NSscon (23 aa), a common epitope in the gene silencing suppressor NSs proteins of the members of the Watermelon silver mottle virus (WSMoV) serogroup, was previously identified. In this investigation, we expressed different green fluorescent protein (GFP)-fused deletions of NSscon in bacteria and reacted with NSscon monoclonal antibody (MAb). Our results indicated that the core 9 amino acids, "(109)KFTMHNQIF(117)", denoted as "nss", retain the reactivity of NSscon. In bacterial pET system, four different recombinant proteins labeled with nss, either at N- or C-extremes, were readily detectable without position effects, with sensitivity superior to that for the polyhistidine-tag. When the nss-tagged Zucchini yellow mosaic virus (ZYMV) helper component-protease (HC-Pro) and WSMoV nucleocapsid protein were transiently expressed by agroinfiltration in tobacco, they were readily detectable and the tag's possible efficacy for gene silencing suppression was not noticed. Co-immunoprecipitation of nss-tagged and non-tagged proteins expressed from bacteria confirmed the interaction of potyviral HC-Pro and coat protein. Thus, we conclude that this novel nss sequence is highly valuable for tagging recombinant proteins in both bacterial and plant expression systems
机译:先前已鉴定出NSscon(23 aa),该基因是西瓜银斑驳病毒(WSMoV)血清群成员的基因沉默抑制剂NSs蛋白中的常见表位。在这项研究中,我们表达了细菌中NSscon融合了绿色荧光蛋白(GFP)的不同缺失,并与NSscon单克隆抗体(MAb)反应。我们的结果表明核心9个氨基酸“(109)KFTMHNQIF(117)”表示为“ nss”,保留了NSscon的反应性。
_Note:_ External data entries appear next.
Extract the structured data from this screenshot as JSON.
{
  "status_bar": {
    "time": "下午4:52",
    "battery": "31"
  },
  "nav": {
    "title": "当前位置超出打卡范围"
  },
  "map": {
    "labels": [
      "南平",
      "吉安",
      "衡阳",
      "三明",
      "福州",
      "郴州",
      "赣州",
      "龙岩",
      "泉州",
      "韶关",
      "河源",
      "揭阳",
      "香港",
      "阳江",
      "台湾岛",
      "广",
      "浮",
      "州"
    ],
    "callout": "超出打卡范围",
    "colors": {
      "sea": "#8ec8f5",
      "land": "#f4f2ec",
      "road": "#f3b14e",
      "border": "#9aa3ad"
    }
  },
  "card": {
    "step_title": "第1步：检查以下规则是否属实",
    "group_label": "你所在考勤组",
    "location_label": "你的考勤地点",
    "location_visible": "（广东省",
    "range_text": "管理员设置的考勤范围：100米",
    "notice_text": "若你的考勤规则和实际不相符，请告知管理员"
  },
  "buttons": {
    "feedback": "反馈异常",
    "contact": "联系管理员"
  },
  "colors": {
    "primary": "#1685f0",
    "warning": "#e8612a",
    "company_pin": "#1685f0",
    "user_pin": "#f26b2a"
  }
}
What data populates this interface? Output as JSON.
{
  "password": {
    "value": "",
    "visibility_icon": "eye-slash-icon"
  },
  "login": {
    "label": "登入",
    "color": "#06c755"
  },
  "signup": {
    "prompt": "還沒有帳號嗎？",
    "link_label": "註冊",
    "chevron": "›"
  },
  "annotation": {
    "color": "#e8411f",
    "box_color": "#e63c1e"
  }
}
在细菌pET系统中,可以很容易地检测到在N或C极端处用nss标记的四种不同重组蛋白,而无位置效应,其灵敏度优于多组氨酸标签。当通过农杆菌浸润在烟草中瞬时表达nss标记的西葫芦黄色花叶病毒(ZYMV)辅助成分蛋白酶(HC-Pro)和WSMoV核衣壳蛋白时,它们很容易被检测到,并且未注意到该标签对基因沉默的抑制作用。细菌表达的nss标签和非标签蛋白的共免疫沉淀证实了波多病毒HC-Pro与外壳蛋白的相互作用。因此,我们得出结论,这种新颖的nss序列对于标记细菌和植物表达系统中的重组蛋白具有很高的价值。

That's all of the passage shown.